The Boeing 737-800’s fate was sealed, as was claimed variously at the time, by lightning strike, poor weather, mechanical failure, loss of power, pilot error or even an onboard explosion.
The doomed flight left Beirut’s Rafik Hariri International Airport shortly after 2:20 a.m. local time, bound for the Ethiopian capital Addis Ababa, following a raging thunderstorm. Eyewitnesses interviewed on the morning of the crash suggested the plane had entered the sea in flames following a bright flash of light.
What followed was confusion.
Lebanese authorities were quick to rule out terrorism as a possible factor, although this has not silenced conspiracy theorists suggesting a bomb had been placed aboard the jet before take-off. Two days after the crash, Transportation and Public Works Minister Ghazi Aridi suggested that the pilot had performed “a fast and strange turn” after take-off.
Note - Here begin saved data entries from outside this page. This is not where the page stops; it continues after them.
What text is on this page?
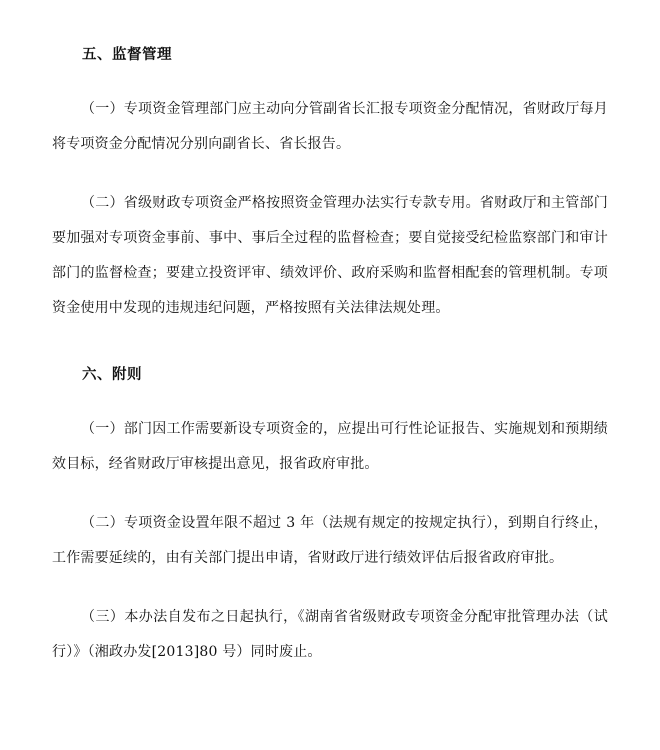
五、监督管理

（一）专项资金管理部门应主动向分管副省长汇报专项资金分配情况，省财政厅每月将专项资金分配情况分别向副省长、省长报告。

（二）省级财政专项资金严格按照资金管理办法实行专款专用。省财政厅和主管部门要加强对专项资金事前、事中、事后全过程的监督检查；要自觉接受纪检监察部门和审计部门的监督检查；要建立投资评审、绩效评价、政府采购和监督相配套的管理机制。专项资金使用中发现的违规违纪问题，严格按照有关法律法规处理。

六、附则

（一）部门因工作需要新设专项资金的，应提出可行性论证报告、实施规划和预期绩效目标，经省财政厅审核提出意见，报省政府审批。

（二）专项资金设置年限不超过 3 年（法规有规定的按规定执行），到期自行终止，工作需要延续的，由有关部门提出申请，省财政厅进行绩效评估后报省政府审批。

（三）本办法自发布之日起执行，《湖南省省级财政专项资金分配审批管理办法（试行）》（湘政办发[2013]80 号）同时废止。
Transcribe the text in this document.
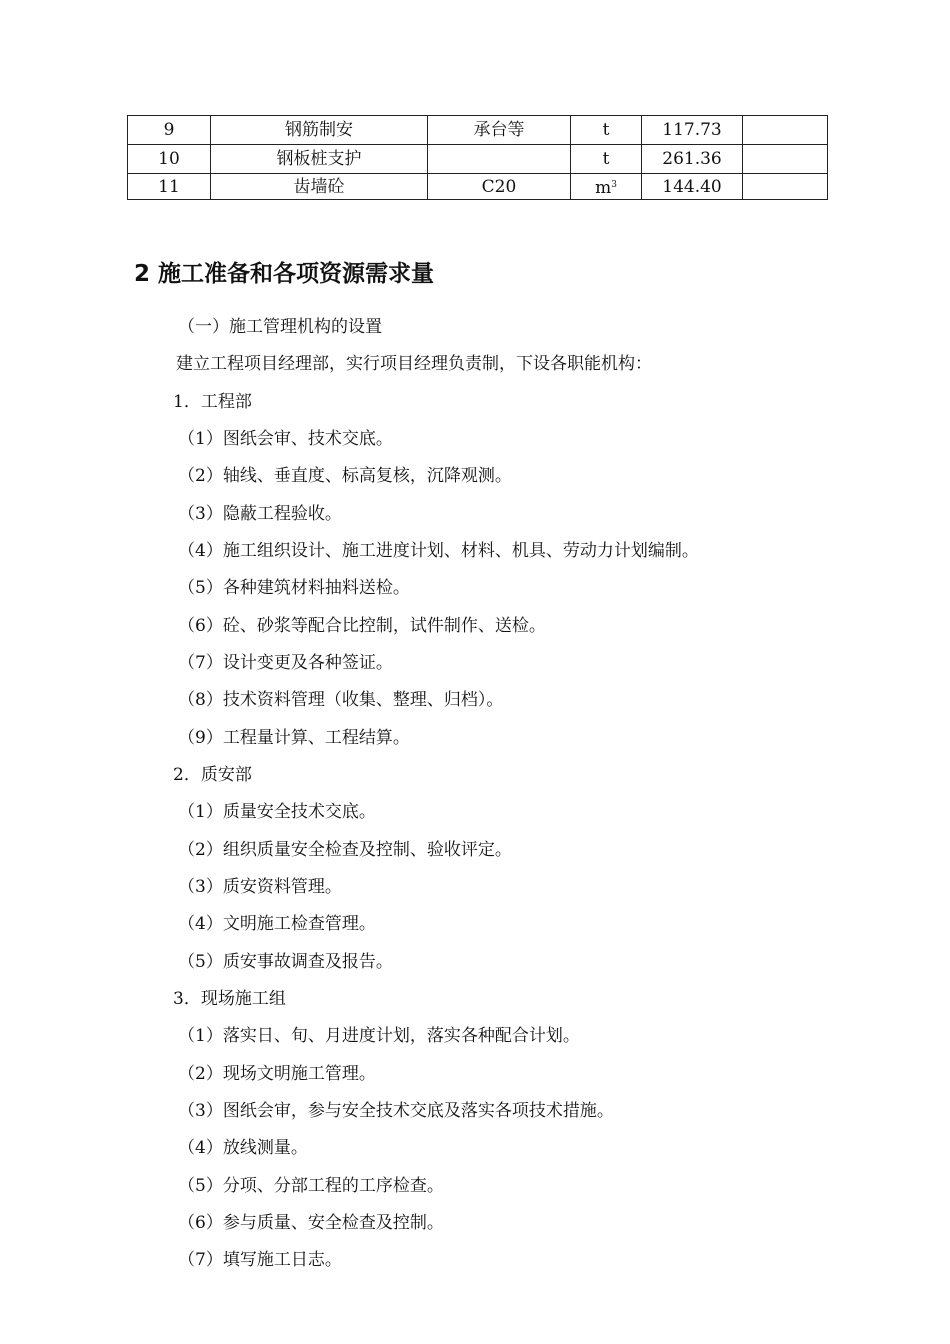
9	钢筋制安	承台等	t	117.73	
10	钢板桩支护		t	261.36	
11	齿墙砼	C20	$m^3$	144.40	
2 施工准备和各项资源需求量
（一）施工管理机构的设置
建立工程项目经理部，实行项目经理负责制，下设各职能机构：
1．工程部
（1）图纸会审、技术交底。
（2）轴线、垂直度、标高复核，沉降观测。
（3）隐蔽工程验收。
（4）施工组织设计、施工进度计划、材料、机具、劳动力计划编制。
（5）各种建筑材料抽料送检。
（6）砼、砂浆等配合比控制，试件制作、送检。
（7）设计变更及各种签证。
（8）技术资料管理（收集、整理、归档）。
（9）工程量计算、工程结算。
2．质安部
（1）质量安全技术交底。
（2）组织质量安全检查及控制、验收评定。
（3）质安资料管理。
（4）文明施工检查管理。
（5）质安事故调查及报告。
3．现场施工组
（1）落实日、旬、月进度计划，落实各种配合计划。
（2）现场文明施工管理。
（3）图纸会审，参与安全技术交底及落实各项技术措施。
（4）放线测量。
（5）分项、分部工程的工序检查。
（6）参与质量、安全检查及控制。
（7）填写施工日志。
Media reports in the immediate aftermath claimed that the Boeing 737-800 had suffered a double lightning hit or had fallen from the sky after both engines stalled.
One report, by Reuters, quoted a source within the investigation as saying that the crash had occurred due to pilot error after the co-pilot had failed to successfully engage the plane’s autopilot in the minutes after takeoff.
In the days following the disaster, teams of aeronautical technicians, forensic specialists and transport accident experts flew to Beirut to begin assessing information retrieved from the crash site in the eastern Mediterranean, some 4 kilometers from the town of Naameh.